The assertion is not true. Counter-example.
$$\begin{vmatrix}
0 & 2 & 1 & 1 \\
2 & 0 & 1 & 1 \\
1 & 1 & 0 & 2 \\
1 & 1 & 2 & 0
\end{vmatrix} $$
If entries of the matrix are distinct, then we need to show that rows (or columns) of this matrix are linearly independent. Let's do it with a $4 \times 4$ matrix and then we'll try to generalize.
$$ A = \begin{vmatrix}
0 & a & b & c \\
a & 0 & d & e \\
b & d & 0 & f \\
c & e & f & 0
\end{vmatrix}$$ where $ a \ne b \ne c \ne d \ne f \ne g$.

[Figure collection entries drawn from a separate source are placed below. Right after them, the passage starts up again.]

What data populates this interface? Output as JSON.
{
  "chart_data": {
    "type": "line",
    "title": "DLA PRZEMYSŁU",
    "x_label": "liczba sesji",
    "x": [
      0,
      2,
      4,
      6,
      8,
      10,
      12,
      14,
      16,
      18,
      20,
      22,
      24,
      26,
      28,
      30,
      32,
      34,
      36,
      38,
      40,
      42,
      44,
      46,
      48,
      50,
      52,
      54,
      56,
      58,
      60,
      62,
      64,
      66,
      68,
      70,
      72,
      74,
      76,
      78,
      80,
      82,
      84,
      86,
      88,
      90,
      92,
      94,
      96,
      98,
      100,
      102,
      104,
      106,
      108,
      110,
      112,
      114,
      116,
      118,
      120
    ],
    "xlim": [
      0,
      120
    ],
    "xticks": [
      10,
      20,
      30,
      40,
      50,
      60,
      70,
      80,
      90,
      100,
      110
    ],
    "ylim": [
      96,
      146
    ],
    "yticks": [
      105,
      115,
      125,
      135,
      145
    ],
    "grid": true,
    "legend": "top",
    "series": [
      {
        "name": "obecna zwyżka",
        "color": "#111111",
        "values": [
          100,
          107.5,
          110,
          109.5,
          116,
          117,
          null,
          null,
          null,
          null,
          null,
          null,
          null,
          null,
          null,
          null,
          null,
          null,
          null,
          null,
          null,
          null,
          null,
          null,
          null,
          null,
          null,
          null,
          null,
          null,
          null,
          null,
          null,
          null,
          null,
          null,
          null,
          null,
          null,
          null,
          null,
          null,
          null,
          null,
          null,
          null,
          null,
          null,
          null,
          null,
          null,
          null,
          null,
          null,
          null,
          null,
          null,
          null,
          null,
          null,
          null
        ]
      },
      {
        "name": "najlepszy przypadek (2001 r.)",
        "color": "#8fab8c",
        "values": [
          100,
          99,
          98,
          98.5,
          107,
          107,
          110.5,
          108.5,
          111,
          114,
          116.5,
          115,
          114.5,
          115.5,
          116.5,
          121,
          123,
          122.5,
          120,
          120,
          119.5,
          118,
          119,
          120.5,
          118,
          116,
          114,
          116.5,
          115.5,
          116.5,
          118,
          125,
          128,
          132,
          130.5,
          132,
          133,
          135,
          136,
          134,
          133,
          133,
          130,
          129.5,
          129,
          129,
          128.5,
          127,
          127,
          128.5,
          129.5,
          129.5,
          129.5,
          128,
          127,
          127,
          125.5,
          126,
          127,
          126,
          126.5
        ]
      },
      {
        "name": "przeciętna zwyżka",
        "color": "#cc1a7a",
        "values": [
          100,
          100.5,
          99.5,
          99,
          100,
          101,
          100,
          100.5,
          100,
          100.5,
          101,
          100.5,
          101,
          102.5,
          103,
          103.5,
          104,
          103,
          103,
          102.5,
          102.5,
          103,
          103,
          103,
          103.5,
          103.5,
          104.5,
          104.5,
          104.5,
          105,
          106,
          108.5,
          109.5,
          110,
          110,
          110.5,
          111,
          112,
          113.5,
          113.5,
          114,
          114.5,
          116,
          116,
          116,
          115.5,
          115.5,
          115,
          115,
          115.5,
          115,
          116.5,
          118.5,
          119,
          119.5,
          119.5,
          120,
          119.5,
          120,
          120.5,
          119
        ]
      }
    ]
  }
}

Assume that these rows are linearly dependent (i.e. we can write one of the rows in terms of other rows). Without loss of generality, we can write row 1 in terms of other rows. Then one must find $x_1, x_2, x_3$ (not all of them zero) such that,
$$ax_1 + bx_2 + cx_3 = 0 \\
0x_1 + dx_2 + ex_3 = a \\
dx_1 + 0x_2 + fx_3 = b \\
ex_1 + fx_2 + 0x_3 = c
$$
If we can show that there is a contradiction (i.e. there are no such $x_1, x_2, x_3$ which satisfy above system, we prove that rows of this matrix are linearly independent, thus determinant of this matrix in non-zero.